Finding homelands is difficult, particularly since the bioavailability of strontium in the region is unknown owing to no previous human enamel studies. But I seem to have people from various parts of the Italian peninsula and some from warmer, drier areas: Greece, Asia Minor, north Africa perhaps. There were more male immigrants than female immigrants, and a surprising number of kids came to Rome before the age of 15.

Next up is the best part - characterizing immigrants' lives through pathology, dietary, and archaeological information to see, particularly, if they had a different experience in Rome than their local brethren. Then, a couple chapters introducing/concluding the study, and the dissertation is complete. Easier said than done, of course. But it's time to choose work over sleep, at least for the next couple of months.

January 21, 2010

Annoying quotation of the day

I was e-flipping through a new (2010) book about isotopes, Isoscapes, in the hopes of reading the entire article "Stable and radiogenic isotopes in biological archaeology: some applications" by Schwarcz, White, and Longstaffe. As Schwarcz worked on the oxygen isotopes from Portus Romae, he includes this in the section of the chapter in which the authors discuss applications of O isotope analysis at archaeological sites around the world. I know he's not an archaeologist, but this quotation just started nagging at me:

"In the period of dominance of the Roman Empire, cemeteries were mainly located just outside of the walls of larger cities, including Rome itself, with the result that few burials from this period have been recovered."

Of course, I can't expect someone who is not a Roman archaeologist to know the ins and outs of the periurban cemeteries around Rome. It's extremely difficult to find articles on the few cemeteries (or samples thereof) that have been published, as they're usually found in obscure European journals, few of which are peer-reviewed or available online. And, of course, the publications are in Italian. For a throw-away sentence at the beginning of a section, I don't expect a non-archaeologist to research the availability of skeletal material at Imperial Rome or at Roman cities in other parts of the Empire (e.g., Roman York, Gloucester, and Hampshire in England).
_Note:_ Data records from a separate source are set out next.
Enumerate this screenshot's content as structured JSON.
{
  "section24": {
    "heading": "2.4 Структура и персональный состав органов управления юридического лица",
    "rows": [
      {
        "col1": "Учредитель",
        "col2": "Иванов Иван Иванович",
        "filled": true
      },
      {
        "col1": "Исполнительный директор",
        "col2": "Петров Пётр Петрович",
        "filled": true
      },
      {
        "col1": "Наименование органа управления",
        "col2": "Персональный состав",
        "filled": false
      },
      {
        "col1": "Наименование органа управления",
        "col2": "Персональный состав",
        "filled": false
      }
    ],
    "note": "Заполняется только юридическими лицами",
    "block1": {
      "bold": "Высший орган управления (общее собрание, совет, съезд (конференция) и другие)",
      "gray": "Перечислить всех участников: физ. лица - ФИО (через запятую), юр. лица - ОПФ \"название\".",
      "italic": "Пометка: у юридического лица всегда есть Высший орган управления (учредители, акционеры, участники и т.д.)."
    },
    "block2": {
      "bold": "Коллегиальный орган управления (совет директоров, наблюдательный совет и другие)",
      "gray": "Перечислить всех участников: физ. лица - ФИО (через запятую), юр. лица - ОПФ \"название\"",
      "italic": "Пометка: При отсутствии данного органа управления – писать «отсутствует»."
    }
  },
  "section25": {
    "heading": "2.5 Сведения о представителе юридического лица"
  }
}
Still, throwing out such a crazy blanket statement about the presence (or lack thereof) of human skeletal remains is quite odd. It also kind of annoys me that it's possible to make this kind of assertion without any citations.
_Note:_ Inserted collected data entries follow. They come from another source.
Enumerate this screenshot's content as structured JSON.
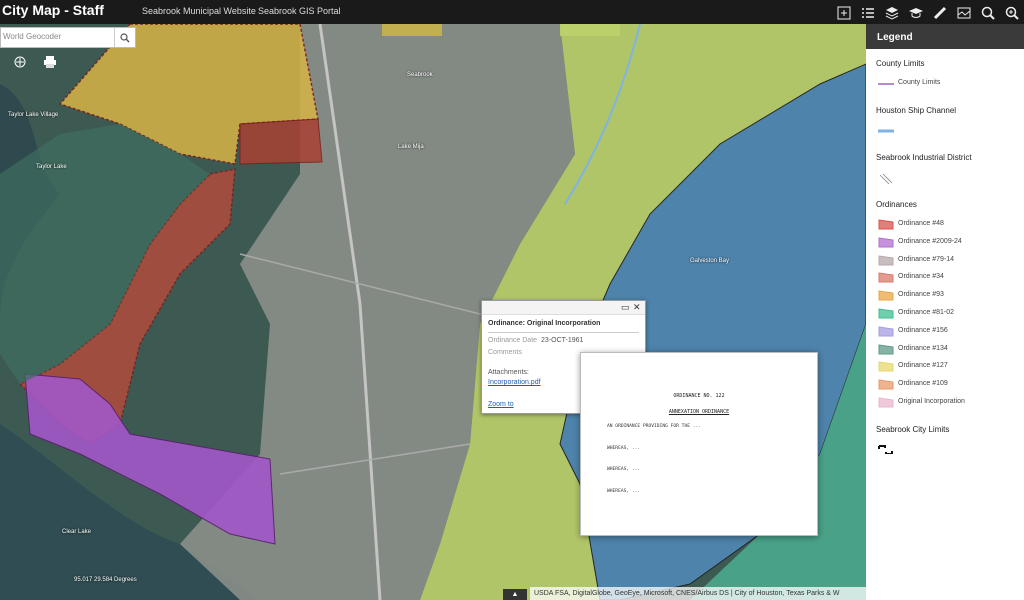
{
  "header": {
    "title": "City Map - Staff",
    "links": [
      "Seabrook Municipal Website",
      "Seabrook GIS Portal"
    ]
  },
  "toolbar": [
    "plus-square-icon",
    "list-icon",
    "layers-icon",
    "graduation-cap-icon",
    "ruler-icon",
    "basemap-icon",
    "zoom-icon",
    "search-map-icon"
  ],
  "search": {
    "placeholder": "World Geocoder"
  },
  "map": {
    "labels": [
      "Seabrook",
      "Lake Mija",
      "Taylor Lake",
      "Clear Lake",
      "Galveston Bay",
      "Taylor Lake Village",
      "Seabrook"
    ],
    "coordinates": "95.017 29.584 Degrees",
    "attribution": "USDA FSA, DigitalGlobe, GeoEye, Microsoft, CNES/Airbus DS | City of Houston, Texas Parks & W"
  },
  "popup": {
    "title": "Ordinance: Original Incorporation",
    "date_label": "Ordinance Date",
    "date_value": "23-OCT-1961",
    "comments_label": "Comments",
    "attachments_label": "Attachments:",
    "attachment_link": "Incorporation.pdf",
    "zoom_link": "Zoom to"
  },
  "document": {
    "heading": "ORDINANCE NO. 122",
    "subheading": "ANNEXATION ORDINANCE",
    "lines": [
      "AN ORDINANCE PROVIDING FOR THE ...",
      "WHEREAS, ...",
      "WHEREAS, ...",
      "WHEREAS, ..."
    ]
  },
  "legend": {
    "title": "Legend",
    "county_limits": {
      "group": "County Limits",
      "item": "County Limits",
      "color": "#b48ad0"
    },
    "ship_channel": {
      "group": "Houston Ship Channel",
      "color": "#7fb3e6"
    },
    "industrial": {
      "group": "Seabrook Industrial District"
    },
    "ordinances_group": "Ordinances",
    "ordinances": [
      {
        "label": "Ordinance #48",
        "color": "#d9534f"
      },
      {
        "label": "Ordinance #2009-24",
        "color": "#b06fd0"
      },
      {
        "label": "Ordinance #79-14",
        "color": "#b7a8a8"
      },
      {
        "label": "Ordinance #34",
        "color": "#d97a6a"
      },
      {
        "label": "Ordinance #93",
        "color": "#e8a64a"
      },
      {
        "label": "Ordinance #81-02",
        "color": "#3fbf8f"
      },
      {
        "label": "Ordinance #156",
        "color": "#a59ee0"
      },
      {
        "label": "Ordinance #134",
        "color": "#5f9a8a"
      },
      {
        "label": "Ordinance #127",
        "color": "#e6d86a"
      },
      {
        "label": "Ordinance #109",
        "color": "#e99a6a"
      },
      {
        "label": "Original Incorporation",
        "color": "#e9b6cf"
      }
    ],
    "city_limits": {
      "group": "Seabrook City Limits"
    }
  }
}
Regardless, it is clear that more attention needs to be directed to the wealth of skeletal remains that have been uncovered in Rome in the last 20 years or so. There are some issues of cultural patrimony, in that Italian researchers rightly feel they should have first crack at studying these bioarchaeological remains. Yet there is so little funding in the academy in Italy that only small samples of large cemetery populations get published (as, for example, the roughly 120 individuals from the via Basiliano cemetery in periurban Rome, which held close to 2,000 people). I am, of course, hoping that my dissertation brings to light just how much more we can learn about Rome from the amazing amount of biological remains that need to be analyzed. My work isn't currently widely published, although I hope that my upcoming Journal of Roman Archaeology paper will help disseminate at least the fact that cemeteries and skeletons exist from Rome. Perhaps after these publications, researchers will no longer be able to claim that there are few burials from Imperial Rome.

January 20, 2010

Migrants on the Horizon

I finished the chapter on oxygen isotopes (chapter 9) the other day. Here's my tweet of its contents:

Nearly 30% of the sampled population of Rome was from elsewhere, mainly the Alps/Apennines, North Africa, and Greece/Asia Minor.